The constructor calls validateIntent(intent) — a broken routing hint throws here rather than deep inside the first transcription.

Properties

  • label = 'speko.STT'
  • provider = 'speko'
  • model = 'speko-router'
  • streaming = false, interimResults = false

Streaming requirement

SpekoSTT.stream() throws. The Speko proxy is buffered, so native streaming isn’t possible.
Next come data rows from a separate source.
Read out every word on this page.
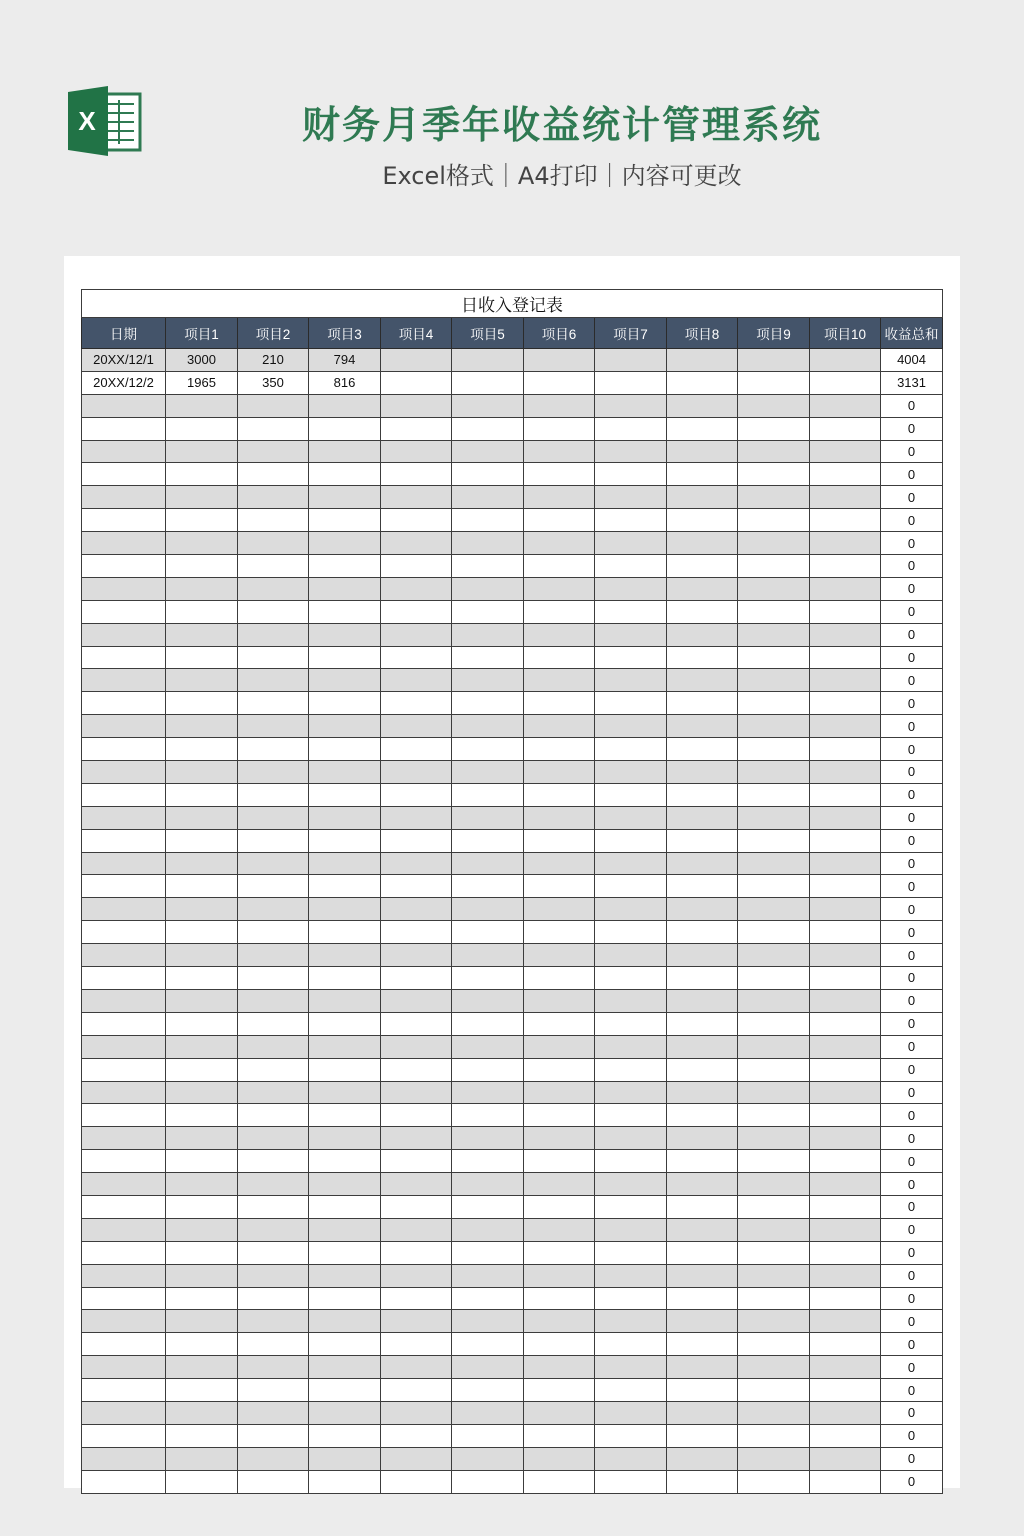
X	财务月季年收益统计管理系统
Excel格式｜A4打印｜内容可更改
日收入登记表											
日期	项目1	项目2	项目3	项目4	项目5	项目6	项目7	项目8	项目9	项目10	收益总和
20XX/12/1	3000	210	794								4004
20XX/12/2	1965	350	816								3131
											0
											0
											0
											0
											0
											0
											0
											0
											0
											0
											0
											0
											0
											0
											0
											0
											0
											0
											0
											0
											0
											0
											0
											0
											0
											0
											0
											0
											0
											0
											0
											0
											0
											0
											0
											0
											0
											0
											0
											0
											0
											0
											0
											0
											0
											0
											0
											0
Wrap the instance:
import { stt } from '@livekit/agents';

const adapter = new stt.StreamAdapter(spekoSTT, vad);
Or use createSpekoComponents which does this for you.

Per-utterance flow

  1. StreamAdapter + VAD segment the user’s audio into utterances.
  2. SpekoSTT._recognize(frame, abortSignal) is invoked for each utterance.
  3. Frames are combined (combineAudioFrames) and encoded into PCM16 mono WAV via framesToWav.
  4. The WAV is uploaded via speko.transcribe() with the intent header and any constraints.
  5. The result is emitted as a single FINAL_TRANSCRIPT event with confidence defaulting to 1 when the upstream provider doesn’t report one.
Aborts propagate: when the session tears down, the AbortSignal passed by StreamAdapter cancels the in-flight HTTP request.

Mono-only

Multi-channel audio throws at the WAV-encode step:
SpekoSTT: expected mono audio (1 channel), got 2. …
Configure your LiveKit AgentSession to pass mono audio, or pre-mix upstream.